Esta vez fue Haplo quien se consumió de ganas de hacer preguntas, pero —por cortesía, claro— se abstuvo de interrogar a la mujer. Era privilegio del jefe explicar sus razones para hacer las cosas. Desde luego, el resto de la tribu no se atrevería nunca a ofrecer explicaciones por su cuenta o a poner sus palabras en boca de otro.

Llegados a este punto, la conversación se hizo entrecortada. Haplo miró en torno a sí con un nerviosismo que no era nada fingido.

—No te preocupes —dijo Kari—. Los hombres tigres no nos persiguen.

—No era eso —respondió Haplo—. Antes de topar con ellos, descubrimos un fuego. Temía que tal vez un dragón estuviera atacando algún poblado cercano...

Kari lo observó, divertida.

—Tú no conoces gran cosa sobre dragones, ¿verdad?

Haplo sonrió y se encogió de hombros. Por lo menos, lo había intentado.

—Está bien, de modo que no es un fuego de dragón...

—El fuego es nuestro —le informó Kari—. Nosotros lo cuidamos.

Haplo movió la cabeza.

—Entonces, quizá sois vosotros los que no sabéis mucho de dragones.
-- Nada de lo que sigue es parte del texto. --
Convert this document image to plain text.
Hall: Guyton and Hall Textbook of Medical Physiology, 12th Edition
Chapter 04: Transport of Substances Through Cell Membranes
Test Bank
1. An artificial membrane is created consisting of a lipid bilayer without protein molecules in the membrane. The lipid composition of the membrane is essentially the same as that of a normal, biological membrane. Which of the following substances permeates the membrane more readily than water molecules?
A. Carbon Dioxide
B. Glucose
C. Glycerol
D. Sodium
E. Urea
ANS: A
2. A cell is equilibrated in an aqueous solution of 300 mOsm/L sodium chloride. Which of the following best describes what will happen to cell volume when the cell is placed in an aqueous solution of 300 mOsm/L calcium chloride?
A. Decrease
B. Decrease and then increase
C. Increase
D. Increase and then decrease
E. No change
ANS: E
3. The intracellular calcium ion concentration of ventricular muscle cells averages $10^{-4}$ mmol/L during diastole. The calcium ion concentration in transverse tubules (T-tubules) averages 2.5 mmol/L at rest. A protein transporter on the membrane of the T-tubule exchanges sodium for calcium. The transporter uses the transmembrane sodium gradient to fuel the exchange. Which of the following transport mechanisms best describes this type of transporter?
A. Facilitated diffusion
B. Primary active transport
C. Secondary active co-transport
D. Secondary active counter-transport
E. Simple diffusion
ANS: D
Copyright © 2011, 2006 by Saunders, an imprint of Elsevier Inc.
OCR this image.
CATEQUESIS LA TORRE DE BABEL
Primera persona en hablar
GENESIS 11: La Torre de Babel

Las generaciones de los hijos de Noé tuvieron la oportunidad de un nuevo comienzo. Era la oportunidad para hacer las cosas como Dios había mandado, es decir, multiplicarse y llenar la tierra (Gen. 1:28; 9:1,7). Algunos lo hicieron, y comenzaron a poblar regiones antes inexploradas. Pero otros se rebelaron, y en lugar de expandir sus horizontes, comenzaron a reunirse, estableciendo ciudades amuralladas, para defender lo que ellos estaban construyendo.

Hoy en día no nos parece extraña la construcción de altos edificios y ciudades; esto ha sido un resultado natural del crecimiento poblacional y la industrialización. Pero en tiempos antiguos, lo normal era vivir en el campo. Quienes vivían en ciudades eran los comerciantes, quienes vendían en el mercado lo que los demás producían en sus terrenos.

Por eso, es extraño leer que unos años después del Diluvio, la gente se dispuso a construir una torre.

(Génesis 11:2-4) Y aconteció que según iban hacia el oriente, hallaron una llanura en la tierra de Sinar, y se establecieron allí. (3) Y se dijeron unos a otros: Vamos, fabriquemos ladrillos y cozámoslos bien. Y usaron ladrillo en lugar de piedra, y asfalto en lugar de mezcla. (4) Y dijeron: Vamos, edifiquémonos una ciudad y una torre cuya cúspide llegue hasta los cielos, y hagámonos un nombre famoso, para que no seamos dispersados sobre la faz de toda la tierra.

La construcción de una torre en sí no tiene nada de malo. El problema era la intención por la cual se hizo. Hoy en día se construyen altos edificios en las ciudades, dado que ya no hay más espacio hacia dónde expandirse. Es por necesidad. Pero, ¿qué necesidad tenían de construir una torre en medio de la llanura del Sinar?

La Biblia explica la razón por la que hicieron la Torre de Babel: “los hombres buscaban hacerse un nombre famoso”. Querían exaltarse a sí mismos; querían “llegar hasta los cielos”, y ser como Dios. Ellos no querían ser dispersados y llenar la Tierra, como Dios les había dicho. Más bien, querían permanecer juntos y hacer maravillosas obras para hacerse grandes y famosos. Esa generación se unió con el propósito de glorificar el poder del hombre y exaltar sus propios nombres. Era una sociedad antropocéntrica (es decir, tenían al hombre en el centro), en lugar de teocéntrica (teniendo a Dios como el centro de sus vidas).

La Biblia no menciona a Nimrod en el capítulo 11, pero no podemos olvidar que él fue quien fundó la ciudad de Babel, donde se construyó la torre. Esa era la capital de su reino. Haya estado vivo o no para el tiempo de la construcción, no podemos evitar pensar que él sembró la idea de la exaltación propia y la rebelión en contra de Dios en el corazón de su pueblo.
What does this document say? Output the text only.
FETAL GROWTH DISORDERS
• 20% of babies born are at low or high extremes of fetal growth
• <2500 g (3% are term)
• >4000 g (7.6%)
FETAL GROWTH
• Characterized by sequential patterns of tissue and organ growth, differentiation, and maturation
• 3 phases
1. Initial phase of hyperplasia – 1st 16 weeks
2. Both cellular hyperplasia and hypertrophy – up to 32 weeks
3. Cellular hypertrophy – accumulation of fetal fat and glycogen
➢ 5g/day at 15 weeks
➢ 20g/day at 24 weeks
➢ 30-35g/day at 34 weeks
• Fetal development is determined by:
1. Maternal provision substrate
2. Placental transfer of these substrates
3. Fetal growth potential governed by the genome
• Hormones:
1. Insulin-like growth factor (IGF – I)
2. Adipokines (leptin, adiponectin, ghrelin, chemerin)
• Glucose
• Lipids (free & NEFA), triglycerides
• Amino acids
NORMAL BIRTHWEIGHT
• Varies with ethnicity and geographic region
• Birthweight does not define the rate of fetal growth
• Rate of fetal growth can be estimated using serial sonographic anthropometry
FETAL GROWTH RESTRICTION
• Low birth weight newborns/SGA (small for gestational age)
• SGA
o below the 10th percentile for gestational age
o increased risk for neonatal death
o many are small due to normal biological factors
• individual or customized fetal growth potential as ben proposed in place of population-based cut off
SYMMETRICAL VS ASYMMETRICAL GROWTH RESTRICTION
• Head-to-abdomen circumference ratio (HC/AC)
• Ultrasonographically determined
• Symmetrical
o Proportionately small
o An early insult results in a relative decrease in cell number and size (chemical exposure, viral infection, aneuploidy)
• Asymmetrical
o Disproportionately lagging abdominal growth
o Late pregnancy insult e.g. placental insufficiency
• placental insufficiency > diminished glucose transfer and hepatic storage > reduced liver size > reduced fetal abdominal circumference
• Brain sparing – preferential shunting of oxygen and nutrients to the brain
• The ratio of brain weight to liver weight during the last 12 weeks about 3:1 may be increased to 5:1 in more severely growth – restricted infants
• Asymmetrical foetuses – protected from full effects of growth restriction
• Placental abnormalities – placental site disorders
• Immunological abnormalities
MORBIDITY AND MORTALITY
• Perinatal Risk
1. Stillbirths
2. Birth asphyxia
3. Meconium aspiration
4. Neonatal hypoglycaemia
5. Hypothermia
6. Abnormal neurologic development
El resplandor puede verse desde lejos...

—¡Naturalmente! —Kari seguía mirándolo divertida—. Para eso está. Por eso lo prendemos en lo alto de la torre. Es un fuego de bienvenida.

Haplo frunció el entrecejo.

—Perdona que diga esto, Kari, pero si vuestro jefe ha tomado esta decisión, me temo que sufra del mal.
{38}
Me sorprende que no os hayan atacado antes.

—Lo han hecho muchas, muchísimas veces —respondió Kari como si tal cosa—. Mucho más en generaciones anteriores que ahora, desde luego. Hoy en día, muy pocas cosas del Laberinto son lo bastante fuertes o atrevidas como para atacarnos.

—¿Generaciones pasadas? —Haplo se quedó boquiabierto.

¿Quién era capaz de hablar de generaciones pasadas, en el Laberinto? Allí, pocos niños conocían a sus propios padres. Bien, a veces, en alguna tribu numerosa de pobladores, alguien era capaz de remontar su ascendencia a un padre jefe, pero eran casos raros. En general, las tribus terminaban barridas o dispersadas y los supervivientes se incorporaban a otros grupos que los asimilaban.

En el Laberinto, el pasado no se remontaba más allá del día anterior. Y del futuro no se hablaba jamás.

Haplo abrió la boca y la cerró otra vez. Insistir en sus preguntas sería ineducado. Ya se había extralimitado suficiente. De todos modos, se sentía incómodo y echó más de un vistazo a los reveladores signos mágicos de su piel. Nada de aquello tenía sentido. ¿Acaso estaban siendo atraídos a alguna clase de trampa rebuscada?

Al fin y al cabo, se recordó a sí mismo, se hallaban en el corazón del Laberinto, en el mismo inicio de aquel mundo terrible.

—Vamos, habla sin miedo, Haplo —lo instó Kari, percibiendo su incomodidad, tal vez su suspicacia—. ¿Qué pregunta te ronda la cabeza?

—He venido aquí con un propósito —le confió él—. Busco a una persona, una niña. Debe de tener siete, quizás ocho puertas de edad. Se llama Rué.